To qualify for the tax exemption, all the following conditions must be met:
The import of the asset must be completed by January 1, 2028.In both Georgia and the preferential tax jurisdiction, 100% of the shares/stocks must be owned by the same natural person or group of natural persons.The natural person or group must have owned 100% of the foreign enterprise’s shares as of June 5, 2024.The natural person or group must hold 100% of the Georgian enterprise’s shares at the time of the asset transfer or goods import.
When applying for the import tax exemption, the Georgian enterprise must submit an application to the tax authority (using Annex №VII7-01) along with the following supporting documents:
Proof of ownership of the foreign enterprise’s shares.Documentation confirming ownership of all assets, goods, and shares before June 5, 2024.Evidence of the transfer of assets to the Georgian enterprise, either free of charge or as a capital contribution.
If the application satisfies these requirements, the tax authority will issue an order titled “On Exemption from Import Tax on Asset/Goods Import under Article 309, Part 146 of GTC.” If additional information or corrections are needed, the applicant will have 15 working days to address these deficiencies. Failure to do so will result in the denial of the tax exemption.
This amendment took effect on October 3, 2024.
2. On October 3, 2024, the Minister of Finance of Georgia issued Order №331, amending the “Instruction on the Assessment of International Controlled Transactions,” originally established by Order №423 on December 18, 2013. This amendment introduces a new Article 141, which provides guidelines for qualifying loans as capital contributions in the context of international controlled transactions.
Under Article 141, 12 criteria are outlined for determining whether a transaction initially classified as a loan should be reclassified fully or partially as a capital contribution. A transaction will qualify as such if at least three of these criteria are met, based on the agreement between the parties involved in the controlled transaction and/or the actual circumstances.

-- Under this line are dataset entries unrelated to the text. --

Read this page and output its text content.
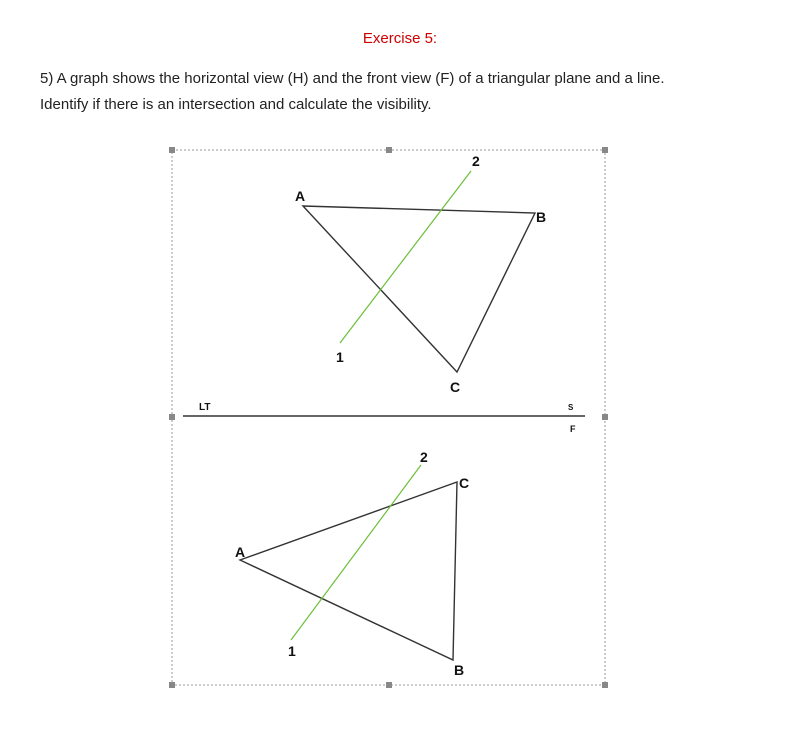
Exercise 5:
5) A graph shows the horizontal view (H) and the front view (F) of a triangular plane and a line.
Identify if there is an intersection and calculate the visibility.
LT	S
F
A
B
C
1
2
A
B
C
1
2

Examples of the criteria include:
Fixed repayment schedule.Obligation to pay interest.Enforcement of principal/interest through compulsory measures.The lender's status (subordination) relative to other creditors.Contractual restrictions and security mechanisms.Ability to fulfill debt obligations.Borrower’s capital structure.Necessity for the loan and purpose of its use.Deferral of debt obligations.Lender’s participation in the borrower’s management.Loan issuance proportional to share ownership or contingent on ownership.Potential for converting the loan into capital.
It is important to note that this amendment does not apply to loans issued before January 1, 2025, nor to exchange rate differences or interest accrued before this date. Payments made on such interest during or after this period are also excluded from this order.
The amendment came into effect on October 4, 2024.
3. On October 17, 2024, a new Article 46¹, titled "To Treat Several Persons Based in the Territory of Georgia as a Single Taxable Person for VAT Purposes," was introduced as part of an amendment to the relevant tax administration order. This addition aligns with Paragraph 9 of Article 73 of the Georgian Tax Code (GTC) and establishes conditions and procedures under which the tax authority may treat multiple persons operating in Georgia as a single taxable entity. The primary aim of this measure is to prevent VAT evasion.
Conditions for Grouping Entities as a Single Taxable Person
This approach applies only when all the following criteria are met:
Centralized Decision-Making: The main decisions related to the activities or management of the entities are made by the same person.Shared Business Location: All entities operate from the same place of business.Identical Activities: The type and content of their activities are the same.Non-VAT Registration: At least one member of the group is not registered as a VAT payer.
The person making the decisions is deemed the same if they exercise control over at least two key aspects, such as dividend distribution, business reorganization, or investments.
Identifying Similar Activities
The type and content of the entities' activities are considered identical if at least one of the following conditions is met:
The entities provide the same, analogous, or similar goods or services.They operate in the same or related economic sectors.Their activities are directed toward the same target customers.They share or utilize the same essential resources.Any other factor demonstrates the similarity of their activities.Additional Applicability
The rule also applies to entities outlined in subparagraph "a" of Article 157 of the GTC, including natural persons, enterprises, or associations of independent persons without legal status. These entities must either be established in Georgia or, in the absence of establishment, have a permanent address or residence in Georgia.
Illustrative Example
The order provides an example in which three entities (two legal entities and one individual entrepreneur) were treated as a single taxable person. Since their combined taxable transactions exceeded 100,000 GEL, they were required to register as VAT payers.
This amendment ensures greater oversight and compliance with VAT regulations and became effective on October 17, 2024.